Honorio Henríquez, senador del Centro Democrático, fue elegido presidente del Senado en una votación que contó con el apoyo de esa colectividad y, según la fuente, también con votos del Pacto Histórico. La elección se produjo en la jornada de instalación del Congreso, momento en el que cada cámara define su mesa directiva para el año legislativo.
El nombre de Henríquez se impuso frente al de Alfredo Deluque, quien según Infobae llegaba a la votación con el respaldo de sectores abelardistas, es decir, cercanos al presidente Abelardo de la Espriella. La derrota de Deluque es leída como un primer pulso político perdido por el nuevo Gobierno en su relación con el Congreso.
La elección de la mesa directiva del Senado es una tradición de la instalación legislativa. Cada partido mide allí su capacidad de negociación y envía señales sobre cómo se desenvolverá la relación con el Ejecutivo durante el año. Por eso, más allá del nombre del ganador, el resultado importa como termómetro político.

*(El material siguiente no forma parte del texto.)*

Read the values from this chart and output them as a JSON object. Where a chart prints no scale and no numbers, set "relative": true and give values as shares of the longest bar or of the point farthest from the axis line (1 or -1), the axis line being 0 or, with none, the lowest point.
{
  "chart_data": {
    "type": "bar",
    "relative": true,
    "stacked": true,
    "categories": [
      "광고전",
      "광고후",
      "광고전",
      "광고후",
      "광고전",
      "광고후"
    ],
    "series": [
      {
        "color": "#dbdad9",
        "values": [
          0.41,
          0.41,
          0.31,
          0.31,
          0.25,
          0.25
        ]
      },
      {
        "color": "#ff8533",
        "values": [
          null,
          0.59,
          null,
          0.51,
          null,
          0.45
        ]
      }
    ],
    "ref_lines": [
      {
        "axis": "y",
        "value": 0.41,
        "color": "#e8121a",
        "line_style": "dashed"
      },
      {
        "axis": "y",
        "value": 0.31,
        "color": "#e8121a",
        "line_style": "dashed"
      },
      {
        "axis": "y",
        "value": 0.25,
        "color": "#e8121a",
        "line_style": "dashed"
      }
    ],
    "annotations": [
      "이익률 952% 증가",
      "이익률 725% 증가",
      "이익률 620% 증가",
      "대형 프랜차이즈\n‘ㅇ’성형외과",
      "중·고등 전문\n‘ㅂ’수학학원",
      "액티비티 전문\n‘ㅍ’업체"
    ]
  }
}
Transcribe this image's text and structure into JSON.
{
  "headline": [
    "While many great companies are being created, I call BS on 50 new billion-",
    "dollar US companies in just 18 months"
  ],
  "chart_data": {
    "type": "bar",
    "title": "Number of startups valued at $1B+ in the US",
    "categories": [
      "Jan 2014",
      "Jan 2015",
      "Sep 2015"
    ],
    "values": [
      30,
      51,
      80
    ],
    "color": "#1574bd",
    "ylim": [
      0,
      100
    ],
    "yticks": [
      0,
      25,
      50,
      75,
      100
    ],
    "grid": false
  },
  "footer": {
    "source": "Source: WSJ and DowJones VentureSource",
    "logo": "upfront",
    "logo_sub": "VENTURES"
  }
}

La bancada del Centro Democrático, históricamente vinculada al expresidente Álvaro Uribe, llega a esta elección con una de las delegaciones más nutridas del Senado. Esa bancada suele actuar como bloque cohesionado en votaciones de mesa directiva, lo que reduce el margen de maniobra de sus rivales.

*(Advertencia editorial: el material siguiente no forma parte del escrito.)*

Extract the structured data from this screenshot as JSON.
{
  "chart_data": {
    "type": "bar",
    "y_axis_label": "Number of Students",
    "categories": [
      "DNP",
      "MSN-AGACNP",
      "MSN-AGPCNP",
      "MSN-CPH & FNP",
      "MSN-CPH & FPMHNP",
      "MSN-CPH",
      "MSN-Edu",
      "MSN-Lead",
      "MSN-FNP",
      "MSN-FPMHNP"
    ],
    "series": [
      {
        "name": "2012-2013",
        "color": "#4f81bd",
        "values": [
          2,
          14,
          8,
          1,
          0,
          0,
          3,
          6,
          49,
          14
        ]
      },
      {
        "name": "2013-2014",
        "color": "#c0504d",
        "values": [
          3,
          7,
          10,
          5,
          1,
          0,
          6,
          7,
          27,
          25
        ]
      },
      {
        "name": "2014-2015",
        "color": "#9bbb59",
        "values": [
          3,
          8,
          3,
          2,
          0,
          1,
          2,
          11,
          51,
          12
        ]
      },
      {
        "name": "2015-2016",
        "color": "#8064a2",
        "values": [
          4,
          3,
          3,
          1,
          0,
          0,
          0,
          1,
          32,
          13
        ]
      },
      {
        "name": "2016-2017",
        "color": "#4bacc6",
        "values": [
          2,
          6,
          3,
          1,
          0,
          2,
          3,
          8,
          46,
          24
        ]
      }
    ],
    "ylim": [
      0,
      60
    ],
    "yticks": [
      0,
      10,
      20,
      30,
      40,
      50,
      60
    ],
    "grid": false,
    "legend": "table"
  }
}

El respaldo del Pacto Histórico al candidato uribista resulta llamativo por el contraste ideológico entre ambas colectividades. La fuente describe ese apoyo como un hecho concreto dentro de la votación, aunque no detalla las razones. Este tipo de acuerdos puntuales entre orillas opuestas se ha repetido en legislaturas anteriores para repartir cuotas de poder.
Para el Gobierno de De la Espriella, perder esta primera votación significa que su intención de colocar a un cercano en la presidencia del Senado no prosperó. El resultado obligará a recalibrar la estrategia legislativa y los canales de diálogo con las bancadas, en particular con el Centro Democrático.
La elección tiene efectos prácticos para el trámite de los proyectos del Ejecutivo. El presidente del Senado define el orden del día, la asignación de debates y la dinámica de las comisiones. Contar con una mesa directiva afín facilita la discusión de reformas; una contraria, obliga a construir mayorías caso por caso.
Queda pendiente cómo reaccionará oficialmente el Gobierno y el movimiento abelardista frente al resultado. También está por verse si el Centro Democrático buscará nuevos acuerdos con el Pacto Histórico en otras votaciones clave, como la elección de la mesa directiva de la Cámara de Representantes o la confirmación del reglamento del Congreso.
En el plano ciudadano, la elección de la mesa directiva no cambia de inmediato la vida cotidiana, pero sí condiciona el ritmo al que se discutirán iniciativas en áreas como economía, seguridad y justicia. El Congreso recién inicia su período y el resultado de esta primera votación marca el tono de la relación entre las ramas del poder.